A new animal ordinance was voted on and approved by the Lincoln County Board of Commissioners at their last regular meeting. This new ordinance will go into effect on Aug. 1. The last major revision to this ordinance was done over three decades ago, according to Hannah Houser, the director of Lincoln County Animal Services.

“Lincoln County and animal services both changed pretty significantly over the past five years,” she said to the commissioners. “We now have a no-kill shelter. We’re still one of the only county-run no-kill shelters in North Carolina. Now it’s time for our ordinance to catch up with that.”

The animal services advisory board, which consists of seven residents appointed by the commissioners, assisted with the revisions to the ordinance.
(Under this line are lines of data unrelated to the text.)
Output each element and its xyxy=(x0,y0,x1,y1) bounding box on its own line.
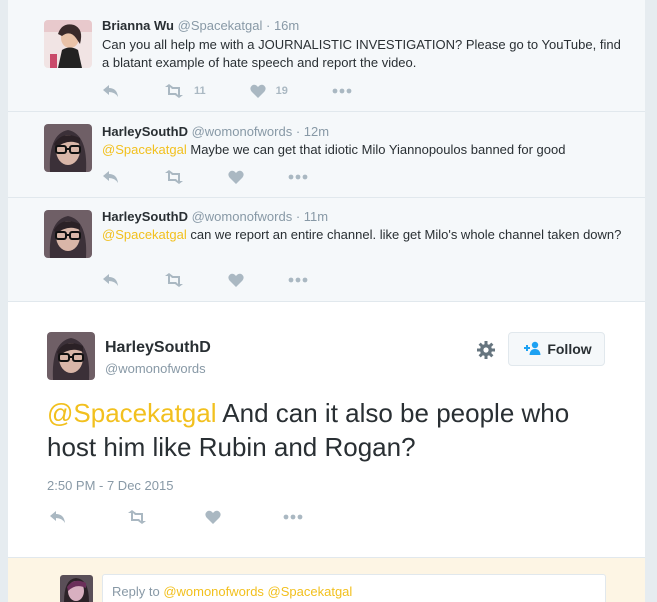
more-icon xyxy=(288,277,308,283)
like-button[interactable] xyxy=(205,510,221,524)
reply-button[interactable] xyxy=(102,84,120,98)
tweet-body: Maybe we can get that idiotic Milo Yiann… xyxy=(186,142,566,157)
mention-link[interactable]: @Spacekatgal xyxy=(102,227,187,242)
more-button[interactable] xyxy=(288,277,308,283)
avatar xyxy=(60,575,93,602)
conversation-tweet[interactable]: HarleySouthD @womonofwords · 12m @Spacek… xyxy=(8,112,645,198)
permalink-tweet: HarleySouthD @womonofwords Follow @Space… xyxy=(8,302,645,558)
retweet-button[interactable]: 11 xyxy=(164,84,206,98)
follow-button[interactable]: Follow xyxy=(508,332,605,366)
follow-person-icon xyxy=(521,341,541,358)
retweet-count: 11 xyxy=(194,85,206,97)
tweet-time[interactable]: · 16m xyxy=(266,18,299,33)
tweet-actions xyxy=(102,271,352,289)
conversation-tweet[interactable]: HarleySouthD @womonofwords · 11m @Spacek… xyxy=(8,198,645,302)
tweet-actions xyxy=(49,508,347,526)
retweet-button[interactable] xyxy=(164,170,184,184)
tweet-text: @Spacekatgal Maybe we can get that idiot… xyxy=(102,141,622,159)
like-icon xyxy=(228,170,244,184)
reply-icon xyxy=(102,273,120,287)
tweet-time[interactable]: · 12m xyxy=(296,124,329,139)
author-handle[interactable]: @womonofwords xyxy=(192,124,293,139)
retweet-icon xyxy=(127,510,147,524)
author-name[interactable]: HarleySouthD xyxy=(105,339,211,357)
author-handle[interactable]: @womonofwords xyxy=(192,209,293,224)
retweet-icon xyxy=(164,84,184,98)
more-icon xyxy=(332,88,352,94)
like-button[interactable]: 19 xyxy=(250,84,288,98)
page-background-left xyxy=(0,0,8,602)
more-button[interactable] xyxy=(283,514,303,520)
gear-icon[interactable] xyxy=(477,341,495,364)
reply-icon xyxy=(102,170,120,184)
more-icon xyxy=(288,174,308,180)
tweet-body: can we report an entire channel. like ge… xyxy=(186,227,622,242)
more-icon xyxy=(283,514,303,520)
like-icon xyxy=(205,510,221,524)
reply-mentions: @womonofwords @Spacekatgal xyxy=(163,584,353,599)
follow-label: Follow xyxy=(547,341,592,357)
retweet-icon xyxy=(164,170,184,184)
conversation-tweet[interactable]: Brianna Wu @Spacekatgal · 16m Can you al… xyxy=(8,0,645,112)
author-name[interactable]: HarleySouthD xyxy=(102,209,188,224)
like-icon xyxy=(228,273,244,287)
avatar[interactable] xyxy=(47,332,95,380)
tweet-text: Can you all help me with a JOURNALISTIC … xyxy=(102,37,621,70)
retweet-icon xyxy=(164,273,184,287)
author-name[interactable]: Brianna Wu xyxy=(102,18,174,33)
avatar[interactable] xyxy=(44,124,92,172)
reply-box: Reply to @womonofwords @Spacekatgal xyxy=(8,558,645,602)
author-handle[interactable]: @womonofwords xyxy=(105,361,206,376)
more-button[interactable] xyxy=(288,174,308,180)
reply-button[interactable] xyxy=(102,273,120,287)
reply-input[interactable]: Reply to @womonofwords @Spacekatgal xyxy=(102,574,606,602)
like-button[interactable] xyxy=(228,273,244,287)
avatar[interactable] xyxy=(44,20,92,68)
tweet-time[interactable]: · 11m xyxy=(296,209,328,224)
mention-link[interactable]: @Spacekatgal xyxy=(47,398,217,428)
like-icon xyxy=(250,84,266,98)
like-count: 19 xyxy=(275,85,288,97)
reply-button[interactable] xyxy=(102,170,120,184)
reply-button[interactable] xyxy=(49,510,67,524)
mention-link[interactable]: @Spacekatgal xyxy=(102,142,187,157)
tweet-text: @Spacekatgal And can it also be people w… xyxy=(47,396,587,464)
tweet-actions xyxy=(102,168,352,186)
page-background-right xyxy=(645,0,657,602)
reply-prefix: Reply to xyxy=(112,584,164,599)
reply-icon xyxy=(102,84,120,98)
tweet-timestamp[interactable]: 2:50 PM - 7 Dec 2015 xyxy=(47,478,173,493)
tweet-actions: 11 19 xyxy=(102,82,396,100)
reply-icon xyxy=(49,510,67,524)
retweet-button[interactable] xyxy=(164,273,184,287)
avatar[interactable] xyxy=(44,210,92,258)
more-button[interactable] xyxy=(332,88,352,94)
author-handle[interactable]: @Spacekatgal xyxy=(178,18,263,33)
like-button[interactable] xyxy=(228,170,244,184)
tweet-text: @Spacekatgal can we report an entire cha… xyxy=(102,226,622,244)
author-name[interactable]: HarleySouthD xyxy=(102,124,188,139)
retweet-button[interactable] xyxy=(127,510,147,524)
Input was also received by the public, the commissioners and county management.

“There are a lot of considerations that we take into account,” she said. “We have certain state laws that we have to abide by, but we also wanted to consider freedom of animal ownership and individual property rights. We wanted to make sure the ordinance is enforceable and takes into account our no-kill philosophy. This is not just an ordinance for people who have animals but those who don’t.”

Commissioner Carrol Mitchem asked Houser what the two biggest complaints were that she sees in animal services. She replied that the first was that they weren’t doing enough to address nuisance complaints. The new ordinance has “beefed up” fees so that repeat offenders would be fined. The second complaint was dog bites from dogs that weren’t vaccinated for rabies.
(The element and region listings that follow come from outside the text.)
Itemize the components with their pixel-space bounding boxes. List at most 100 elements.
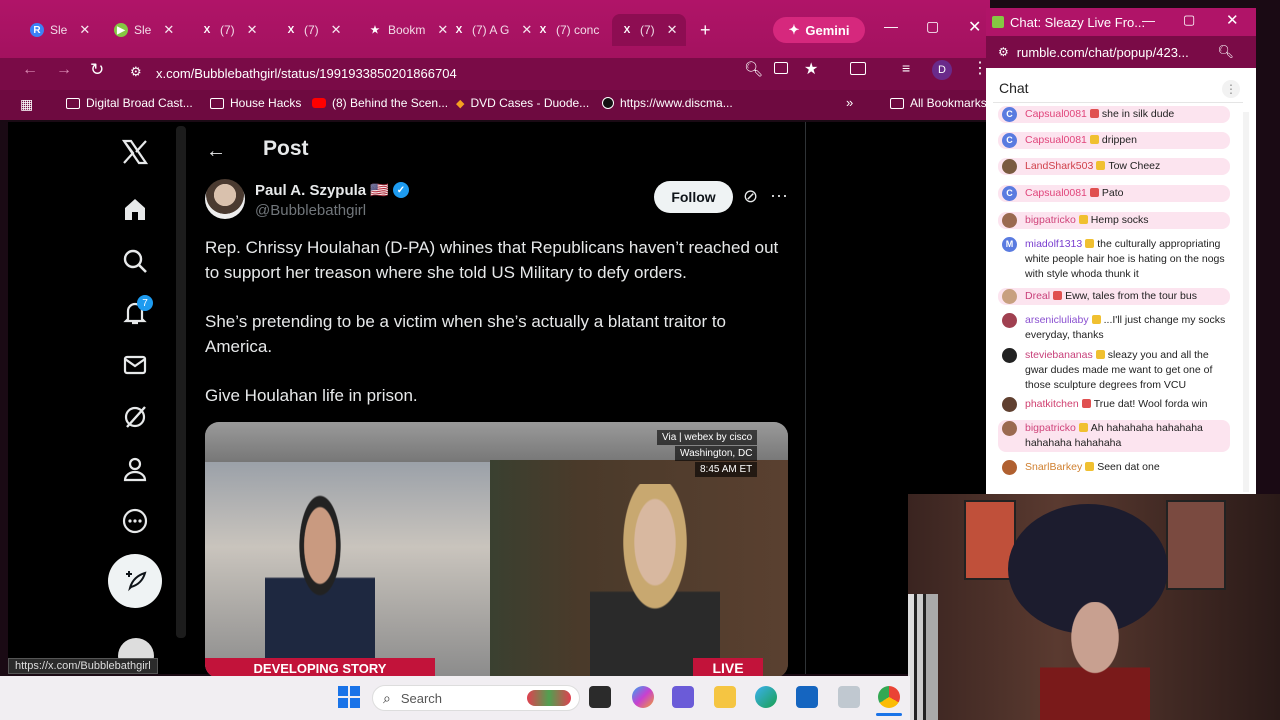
- grok-icon[interactable]: [120, 402, 150, 432]
- follow-button[interactable]: Follow: [654, 181, 733, 213]
- search-icon[interactable]: [120, 246, 150, 276]
- maximize-button[interactable]: ▢: [926, 18, 939, 35]
- bookmark-behind-the-scenes[interactable]: (8) Behind the Scen...: [312, 96, 448, 110]
- apps-grid-icon[interactable]: ▦: [20, 96, 33, 113]
- user-avatar[interactable]: C: [1002, 107, 1017, 122]
- app-icon[interactable]: [838, 686, 860, 708]
- taskbar-search[interactable]: ⌕ Search: [372, 685, 580, 711]
- user-badge-icon: [1089, 188, 1099, 197]
- user-avatar[interactable]: C: [1002, 186, 1017, 201]
- user-avatar[interactable]: C: [1002, 133, 1017, 148]
- browser-tab[interactable]: X (7) A G ✕: [444, 14, 540, 46]
- store-icon[interactable]: [796, 686, 818, 708]
- chat-username[interactable]: Capsual0081: [1025, 108, 1087, 120]
- chat-username[interactable]: Capsual0081: [1025, 187, 1087, 199]
- reload-icon[interactable]: ↻: [90, 60, 104, 80]
- more-options-icon[interactable]: ···: [770, 185, 788, 206]
- install-app-icon[interactable]: [774, 62, 788, 74]
- chat-message: LandShark503 Tow Cheez: [998, 158, 1230, 175]
- chat-maximize-button[interactable]: ▢: [1183, 12, 1195, 28]
- more-icon[interactable]: [120, 506, 150, 536]
- chat-menu-icon[interactable]: ⋮: [1222, 80, 1240, 98]
- browser-tab[interactable]: ▶ Sle ✕: [106, 14, 182, 46]
- back-icon[interactable]: ←: [22, 61, 38, 79]
- left-scrollbar[interactable]: [176, 126, 186, 638]
- post-video[interactable]: Via | webex by cisco Washington, DC 8:45…: [205, 422, 788, 678]
- task-view-icon[interactable]: [589, 686, 611, 708]
- close-tab-icon[interactable]: ✕: [247, 22, 258, 38]
- profile-icon[interactable]: [120, 454, 150, 484]
- chrome-icon[interactable]: [878, 686, 900, 708]
- author-avatar[interactable]: [205, 179, 245, 219]
- close-window-button[interactable]: ✕: [968, 17, 981, 37]
- user-avatar[interactable]: M: [1002, 237, 1017, 252]
- user-avatar[interactable]: [1002, 348, 1017, 363]
- chat-username[interactable]: arsenicluliaby: [1025, 314, 1089, 326]
- author-handle[interactable]: @Bubblebathgirl: [255, 202, 366, 219]
- user-avatar[interactable]: [1002, 460, 1017, 475]
- messages-icon[interactable]: [120, 350, 150, 380]
- forward-icon[interactable]: →: [56, 61, 72, 79]
- gemini-button[interactable]: ✦ Gemini: [773, 17, 865, 43]
- chat-username[interactable]: steviebananas: [1025, 349, 1093, 361]
- media-control-icon[interactable]: ≡: [902, 60, 910, 76]
- browser-tab-label: Sle: [134, 23, 152, 37]
- chat-username[interactable]: LandShark503: [1025, 160, 1093, 172]
- bookmark-discma[interactable]: https://www.discma...: [602, 96, 733, 110]
- bookmark-star-icon[interactable]: ★: [804, 59, 818, 79]
- new-tab-button[interactable]: +: [700, 20, 711, 41]
- chat-minimize-button[interactable]: —: [1142, 13, 1155, 28]
- back-arrow-icon[interactable]: ←: [206, 140, 226, 163]
- x-logo-icon: X: [539, 24, 547, 36]
- user-avatar[interactable]: [1002, 289, 1017, 304]
- site-info-icon[interactable]: ⚙: [130, 64, 142, 80]
- chat-username[interactable]: SnarlBarkey: [1025, 461, 1082, 473]
- chat-username[interactable]: phatkitchen: [1025, 398, 1079, 410]
- minimize-button[interactable]: —: [884, 18, 898, 34]
- compose-post-button[interactable]: [108, 554, 162, 608]
- sidebar-icon[interactable]: [850, 62, 866, 75]
- browser-tab[interactable]: R Sle ✕: [22, 14, 98, 46]
- close-tab-icon[interactable]: ✕: [163, 22, 174, 38]
- close-tab-icon[interactable]: ✕: [667, 22, 678, 38]
- x-logo-icon[interactable]: [120, 137, 150, 167]
- bookmark-digital-broadcast[interactable]: Digital Broad Cast...: [66, 96, 193, 110]
- zoom-icon[interactable]: 🔍︎: [744, 60, 763, 78]
- close-tab-icon[interactable]: ✕: [331, 22, 342, 38]
- chat-username[interactable]: Capsual0081: [1025, 134, 1087, 146]
- bookmark-dvd-cases[interactable]: ◆ DVD Cases - Duode...: [456, 96, 589, 110]
- browser-tab[interactable]: X (7) ✕: [192, 14, 266, 46]
- teams-icon[interactable]: [672, 686, 694, 708]
- site-info-icon[interactable]: ⚙: [998, 45, 1009, 59]
- edge-icon[interactable]: [755, 686, 777, 708]
- bookmark-house-hacks[interactable]: House Hacks: [210, 96, 301, 110]
- chat-message-body: arsenicluliaby ...I'll just change my soc…: [1025, 313, 1226, 343]
- home-icon[interactable]: [120, 194, 150, 224]
- user-avatar[interactable]: [1002, 313, 1017, 328]
- browser-tab[interactable]: X (7) ✕: [276, 14, 350, 46]
- post-paragraph: She’s pretending to be a victim when she…: [205, 312, 727, 356]
- user-avatar[interactable]: [1002, 397, 1017, 412]
- more-bookmarks-chevron-icon[interactable]: »: [846, 95, 853, 110]
- url-field[interactable]: ⚙ x.com/Bubblebathgirl/status/1991933850…: [120, 60, 840, 86]
- user-avatar[interactable]: [1002, 213, 1017, 228]
- chat-scrollbar[interactable]: [1243, 112, 1249, 492]
- file-explorer-icon[interactable]: [714, 686, 736, 708]
- close-tab-icon[interactable]: ✕: [79, 22, 90, 38]
- windows-start-icon[interactable]: [338, 686, 360, 708]
- bookmark-all-bookmarks[interactable]: All Bookmarks: [890, 96, 987, 110]
- browser-tab[interactable]: X (7) ✕: [612, 14, 686, 46]
- copilot-icon[interactable]: [632, 686, 654, 708]
- chat-close-button[interactable]: ✕: [1226, 11, 1239, 29]
- user-avatar[interactable]: [1002, 421, 1017, 436]
- chat-username[interactable]: bigpatricko: [1025, 214, 1076, 226]
- zoom-icon[interactable]: 🔍︎: [1217, 44, 1234, 60]
- chat-username[interactable]: miadolf1313: [1025, 238, 1082, 250]
- profile-avatar[interactable]: D: [932, 60, 952, 80]
- author-name[interactable]: Paul A. Szypula 🇺🇸 ✓: [255, 181, 409, 199]
- user-avatar[interactable]: [1002, 159, 1017, 174]
- browser-tab[interactable]: ★ Bookm ✕: [360, 14, 456, 46]
- grok-explain-icon[interactable]: ⊘: [743, 186, 758, 207]
- chat-username[interactable]: Dreal: [1025, 290, 1050, 302]
- chat-username[interactable]: bigpatricko: [1025, 422, 1076, 434]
Ashley Oliphant, who is the chair of the advisory board and the founder of the Humane Voters of Lincoln County spoke at the meeting saying that she was proud of the work that has been done on this new ordinance.

Helping Animals to Survive (HATS) President Kim Phillips also spoke in favor of the ordinance as well.
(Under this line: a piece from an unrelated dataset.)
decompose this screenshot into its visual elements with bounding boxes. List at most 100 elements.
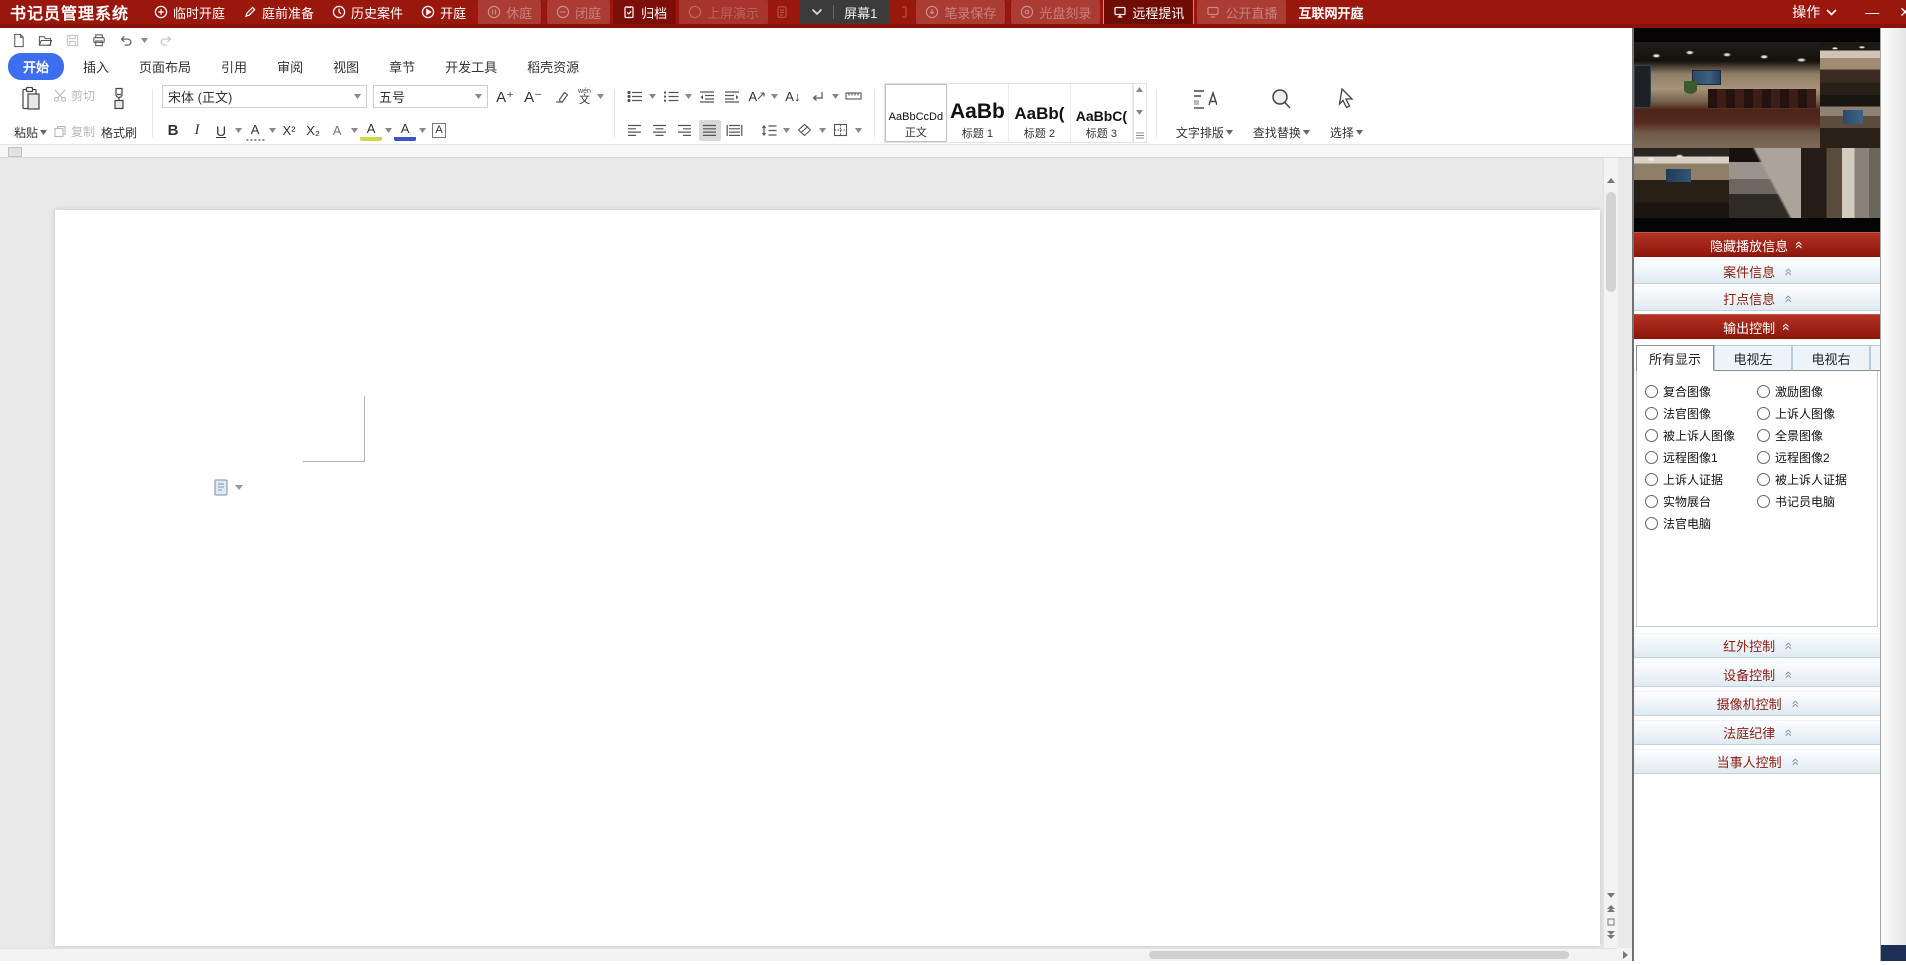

A resident of Denver, William Davidson thought that the ordinance was going in the right direction but that a leash law should have been included in the new ordinance and that owners were made accountable for the actions of their animals. Davidson told the commissioners that he had been attacked by a dog last year and his cat was killed. 

This new ordinance goes into effect on Aug. 1. It will be made available online at the Lincoln County web site and should be available for viewing at Lincoln County Animal Services or at the main Lincoln County offices.